Novel fission studies in inverse kinematics with exotic relativistic radioactive beams at SAMURAI

SAMURAI 利用奇异的相对论放射性束进行逆运动学的新颖裂变研究

• 批准号: 2276483
• 金额: --
• 依托单位: University of York
• 依托单位国家: 英国
• 项目类别: Studentship
• 财政年份: 2019
• 资助国家: 英国
• 起止时间: 2019 至 无数据
• 项目状态: 已结题
• 来源: https://gtr.ukri.org/projects?ref=studentship-2276483
• 关键词: Novel; fission; studies; inverse; kinematics

his experimental PhD research project involves the novel fission studies of proton-rich unstable nuclei at relativistic energies in inverse kinematics at the SAMURAI setup at RIBF. Until a decade of so ago, due to the limitations of available experimental techniques and the need to use stable targets to produce nuclei of interest, the fission studies were mostly limited to nuclides close to beta-stability line. The situation changed dramatically with the recent advent of fast (or post-accelerated) radioactive beams, which allow to extend the fission studies to the very exotic nuclei, not previously accessible for fission experiments. This allows to investigate, for example, the scarcely-explored isospin (or, neutron-to-proton, N/Z, ratio) dependence of fission. The new fission data obtained in this project for isotopes with very exotic N/Z-values, will be used for a crucial benchmarking and of the applicability of existing theoretical fission models, and to extend their predictability to new, yet unexplored, regions of fissionning nuclei. Furthermore, the use of inverse kinematics allows to obtain an unprecedented precision in determination of both Z and A of relativistic fission fragments (better than one unit in charge and mass), which is usually not possible or strongly hampered in traditional fission studies, where the fission fragments are at low energy of only 1 AMeV.

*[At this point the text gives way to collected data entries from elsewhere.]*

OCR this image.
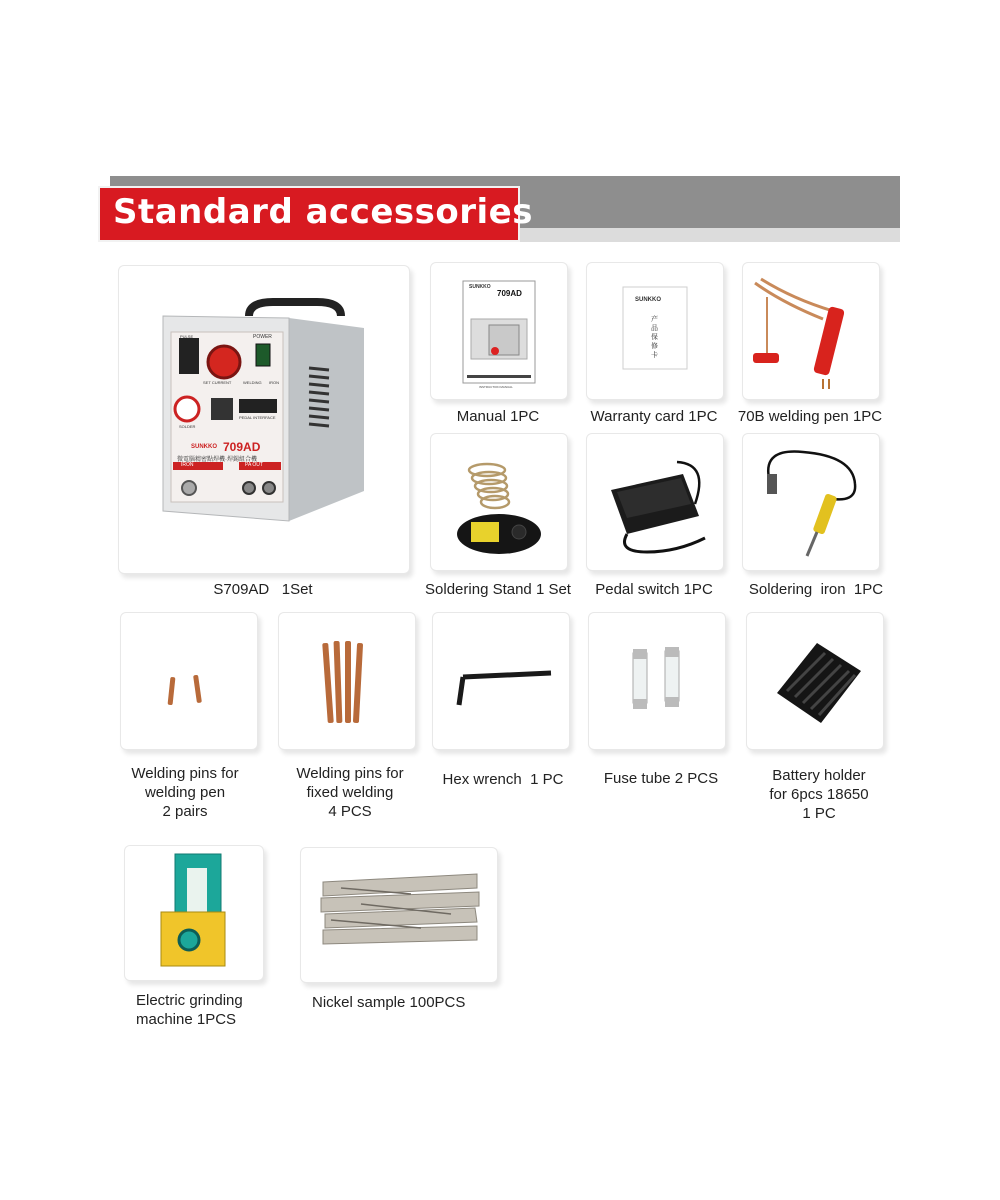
Standard accessories
POWER
PULSE
SET CURRENT	WELDING IRON
PEDAL INTERFACE
SOLDER
SUNKKO 709AD
微電腦精密點焊機·焊錫組合機
IRON	PA OUT
S709AD   1Set
SUNKKO
709AD
INSTRUCTION MANUAL
Manual 1PC
SUNKKO
产品保修卡
Warranty card 1PC	70B welding pen 1PC
Soldering Stand 1 Set	Pedal switch 1PC	Soldering  iron  1PC
Welding pins for
welding pen
2 pairs
Welding pins for
fixed welding
4 PCS
Hex wrench  1 PC	Fuse tube 2 PCS	Battery holder
for 6pcs 18650
1 PC
Electric grinding
machine 1PCS
Nickel sample 100PCS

他的实验博士研究项目涉及在RIBF的SAMURAI装置上进行的逆运动学相对论能量下富质子不稳定核的新型裂变研究。直到十多年前，由于现有实验技术的限制和需要使用稳定的目标来产生感兴趣的原子核，裂变研究大多局限于接近-稳定线的核素。随着最近快速（或后加速）放射性光束的出现，情况发生了戏剧性的变化，它允许将裂变研究扩展到以前无法进行裂变实验的非常奇特的原子核。这允许研究，例如，很少探索的同位旋（或，中子对质子，N/Z，比率）依赖于裂变。在该项目中获得的具有非常奇异的N/ z值的同位素的新裂变数据将用于现有理论裂变模型的关键基准和适用性，并将其可预测性扩展到新的，尚未探索的裂变核区域。此外，逆运动学的使用允许在确定相对论裂变碎片的Z和A方面获得前所未有的精度（优于一个单位的电荷和质量），这在传统的裂变研究中通常是不可能的或严重阻碍，其中裂变碎片的低能量仅为1 AMeV。